Labour's legacy of discrimination legislation

"With more disabled Labour MPs in parliament, there will be more insight and better knowledge into the problems disabled people face in the world of work and hopefully better legislation can be drafted to ensure disabled people can compete in a  21st century workforce. "

The Labour party is traditionally the party of equality in this country. With achievements like the equality act 2010 and the disability discrimination act, the party can be justly proud of its work to provide equality for disabled people in society.  However since these acts were passed the number of disabled people in work compared to none disable people remains significantly lower. According to the Labour Force survey conducted in 2012, just 46.3% of disabled people were in work compared to 76.4% of none disabled people. This represents around two million people. Disabled people are also more likely to face discrimination if they are in the work place 19% of disabled people experienced unfair treatment compared to just 13% of none disabled people.

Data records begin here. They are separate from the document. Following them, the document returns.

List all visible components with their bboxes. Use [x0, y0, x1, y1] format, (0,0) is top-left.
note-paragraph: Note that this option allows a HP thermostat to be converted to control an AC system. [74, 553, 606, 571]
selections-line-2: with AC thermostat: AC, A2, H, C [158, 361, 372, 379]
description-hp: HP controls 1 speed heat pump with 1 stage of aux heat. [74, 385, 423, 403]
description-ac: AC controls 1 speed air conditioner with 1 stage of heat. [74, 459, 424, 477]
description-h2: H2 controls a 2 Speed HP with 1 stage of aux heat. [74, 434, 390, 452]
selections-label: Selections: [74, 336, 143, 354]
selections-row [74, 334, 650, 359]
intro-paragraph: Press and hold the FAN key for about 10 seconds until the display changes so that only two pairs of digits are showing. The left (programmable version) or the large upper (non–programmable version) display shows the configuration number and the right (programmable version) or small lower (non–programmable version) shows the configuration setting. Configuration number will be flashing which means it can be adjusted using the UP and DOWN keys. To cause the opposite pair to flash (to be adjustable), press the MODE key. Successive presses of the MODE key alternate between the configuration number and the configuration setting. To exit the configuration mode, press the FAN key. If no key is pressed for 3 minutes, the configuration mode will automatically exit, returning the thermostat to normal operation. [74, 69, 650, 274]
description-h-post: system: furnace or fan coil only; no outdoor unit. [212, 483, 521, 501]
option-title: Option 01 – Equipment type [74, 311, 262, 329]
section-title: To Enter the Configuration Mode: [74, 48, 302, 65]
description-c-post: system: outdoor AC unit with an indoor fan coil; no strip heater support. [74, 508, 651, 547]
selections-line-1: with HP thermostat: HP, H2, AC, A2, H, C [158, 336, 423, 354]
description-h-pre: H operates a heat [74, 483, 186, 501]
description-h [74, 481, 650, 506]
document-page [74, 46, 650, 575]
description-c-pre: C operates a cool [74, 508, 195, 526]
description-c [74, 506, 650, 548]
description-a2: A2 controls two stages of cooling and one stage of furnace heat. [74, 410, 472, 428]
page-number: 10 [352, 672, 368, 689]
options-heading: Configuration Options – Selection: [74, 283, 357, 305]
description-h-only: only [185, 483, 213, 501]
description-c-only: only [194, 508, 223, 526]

I want to briefly tell you my story. After graduating from University in 2013 I was unemployed for almost a year. Around six months into this, I obtained a job working for a well-known pub chain that specialises in value for money means and cheap beers. I have dyspraxia which means I can be quite clumsy and indeed on occasions socially awkward.  During work shifts I occasionally bumped into colleagues working a busy shift. I immediately apologised and had a word with the supervisor explaining my disability. Around a week later, I came into work one Saturday evening and was quickly pulled into the office by the pub manager and another manager. It was then explained to me that £40 had gone missing from the till the previous shift and the other colleague I was sharing the till with had been searched before he left but I had not. They then proceeded to question me about whether I had taken the money, which I repeatedly denied. They then brought up the subject of my disability and asked me whether my disability meant I lacked the numeracy skills with money. Bearing in mind that I was both a graduate, and had previously worked in retail I found these questions surprising. I stated that No I didn’t. They then finally presented me with the accusation that I had told them about my disability on the application form. This was indeed true, on this occasion. When I had submitted an application I didn’t tick the button that said did you have a disability but this was because when I submitted the same application previously and ticked the button I never received an interview. Subsequently to this, they used the fact that I had not told them of my disability to fail my probation. Despite the law saying I didn’t have to declare it, I was essentially sacked due to the fact I had a disability.

The number of MPs who are BME,  LGBT and Women MPs has been steadily improving with each parliament however the number of disabled MPs elected has been steadily decreasing and more must be done to improve the level of representation disabled people have when they make up roughly 5% of all MPs but equate to about 20% of society. Without adequate representation of disabled people, legislation will struggle to make a real change for disabled people out and struggling to find work as representatives will struggle to have the real insight into what is preventing disabled people from finding work. Indeed, the Parliamentary Labour Party’s recent decision to abstain on the proposal to cut benefits from Disabled people shows the real lack of insight Labour MPs have into the problems disabled people face. With more disabled Labour MPs in parliament, there will be more insight and better knowledge into the problems disabled people face in the world of work and hopefully better legislation can be drafted to ensure disabled people can compete in a  21st century workforce.

The process of applying for work can be an extremely difficult process for disabled people applying for work. The Labour Party is a two ticks employer. This means that the party is dedicated to ensuring that all disabled applicants who apply and declare their disability, receive an interview if they meet the minimum criteria for the role. When I recently tried to apply for a role I found that the area on the website reserved for disabled people to apply under this scheme failed not work. Essentially the party needs to ensure that disabled people are able to access the process in place to them apply and get into work.